Updated on 2025-09-18 GMT+08:00

Example of Directly Using DataFrame with Scalar UDFs

Scenario

In big data processing scenarios, when users utilize DataFrame for data processing, they often need to use user-defined functions (UDFs) to achieve complex data computation logic. However, in the current system, UDF registration and invocation are tightly coupled, preventing users from independently viewing or deleting registered UDFs post-registration. This creates numerous inconveniences during collaborative development or dynamic management of UDFs within teams. To address this issue, this requirement introduces new Backend.udf series APIs, enabling users to dynamically view, call, and delete UDFs at runtime, thereby enhancing UDF management flexibility and development efficiency.

Constraints

Constraints on directly calling, viewing, and deleting UDFs are as follows:

Users must first establish a Backend (Fabric) connection before calling the Backend UDF Registry API.

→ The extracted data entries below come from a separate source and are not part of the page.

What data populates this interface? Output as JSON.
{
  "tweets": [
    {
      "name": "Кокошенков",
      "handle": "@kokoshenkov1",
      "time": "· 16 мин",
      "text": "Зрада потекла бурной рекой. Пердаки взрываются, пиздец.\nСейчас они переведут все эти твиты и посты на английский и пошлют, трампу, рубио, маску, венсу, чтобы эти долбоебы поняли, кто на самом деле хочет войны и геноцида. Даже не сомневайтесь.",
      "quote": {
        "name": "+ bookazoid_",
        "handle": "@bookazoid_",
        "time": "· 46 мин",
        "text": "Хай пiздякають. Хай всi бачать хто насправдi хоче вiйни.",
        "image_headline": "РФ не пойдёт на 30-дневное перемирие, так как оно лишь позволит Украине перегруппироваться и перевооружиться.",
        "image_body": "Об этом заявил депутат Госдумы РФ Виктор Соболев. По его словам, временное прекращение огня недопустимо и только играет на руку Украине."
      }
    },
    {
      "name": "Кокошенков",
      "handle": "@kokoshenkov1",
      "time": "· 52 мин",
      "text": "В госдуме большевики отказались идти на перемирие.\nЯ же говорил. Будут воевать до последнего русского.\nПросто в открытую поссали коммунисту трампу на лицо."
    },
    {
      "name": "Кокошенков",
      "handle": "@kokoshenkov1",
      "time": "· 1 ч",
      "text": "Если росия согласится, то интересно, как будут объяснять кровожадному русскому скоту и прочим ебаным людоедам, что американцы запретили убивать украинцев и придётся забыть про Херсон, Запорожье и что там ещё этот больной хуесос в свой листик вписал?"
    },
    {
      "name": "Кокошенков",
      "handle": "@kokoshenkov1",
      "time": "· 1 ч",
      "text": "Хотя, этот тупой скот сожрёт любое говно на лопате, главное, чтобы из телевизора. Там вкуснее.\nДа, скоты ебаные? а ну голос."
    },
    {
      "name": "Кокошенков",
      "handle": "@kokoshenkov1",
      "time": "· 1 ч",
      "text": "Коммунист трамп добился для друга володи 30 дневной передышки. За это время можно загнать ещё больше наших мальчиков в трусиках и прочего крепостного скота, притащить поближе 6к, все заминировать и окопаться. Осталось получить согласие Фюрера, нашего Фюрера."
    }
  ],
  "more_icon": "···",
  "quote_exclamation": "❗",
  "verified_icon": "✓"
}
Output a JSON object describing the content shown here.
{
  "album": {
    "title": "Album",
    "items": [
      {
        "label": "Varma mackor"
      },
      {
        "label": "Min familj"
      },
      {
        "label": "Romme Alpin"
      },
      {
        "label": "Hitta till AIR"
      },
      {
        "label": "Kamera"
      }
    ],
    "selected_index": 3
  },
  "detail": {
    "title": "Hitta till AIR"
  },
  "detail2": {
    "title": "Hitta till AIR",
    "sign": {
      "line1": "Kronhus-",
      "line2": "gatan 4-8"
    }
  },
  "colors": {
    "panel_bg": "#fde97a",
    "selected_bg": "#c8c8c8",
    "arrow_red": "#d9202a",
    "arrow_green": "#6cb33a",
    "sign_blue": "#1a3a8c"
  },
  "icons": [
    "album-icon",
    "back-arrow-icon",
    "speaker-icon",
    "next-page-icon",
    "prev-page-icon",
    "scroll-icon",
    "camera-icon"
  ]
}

Support for specific types relies on DataArts Fabric kernel's support for complex types.

In scenarios where registration and usage are decoupled, users are allowed to directly acquire, view, and delete Scalar UDFs through the Backend.udf API provided by DataArts Fabric backend, as illustrated below:
import ibis
import ibis_fabric as fabric

con = ibis.fabric.connect(...)

# View the list of existing UDFs in the database.
udfs = con.udf.names(database="your-database")

if "transform_json" in udfs:
    # Directly acquire the UDF and confirm that the transform_json function already exists in the database.
    transform_json_udf = con.udf.get(name="transform_json", database="your-database")
    # Use transform_json with the SELECT method of DataFrame.
    expression = t.select(transform_json_udf(t.ts, t.msg).name("json column"))
    df = expression.execute()
    # Delete a UDF.
    con.udf.unregister("transform_json", database="your-database")

if "SPManager" in udfs:
    # Directly acquire the UDF and confirm that the SPManager class already exists in the database.
    sentencepiece_udf = con.udf.get(name="SPManager", database="your-database")
    # Use SPManager with the SELECT method of DataFrame.
    expression = t.select(sentencepiece_udf(t.data).with_arguments(model_file="test_model.model", bos=True, eos=True).name("pieces column"))
    df = expression.execute()
    # Delete a UDF.
    con.udf.unregister("SPManager", database="your-database")

For details about the complete Scalar UDF operation syntax, see Scalar UDF Direct Operation Syntax.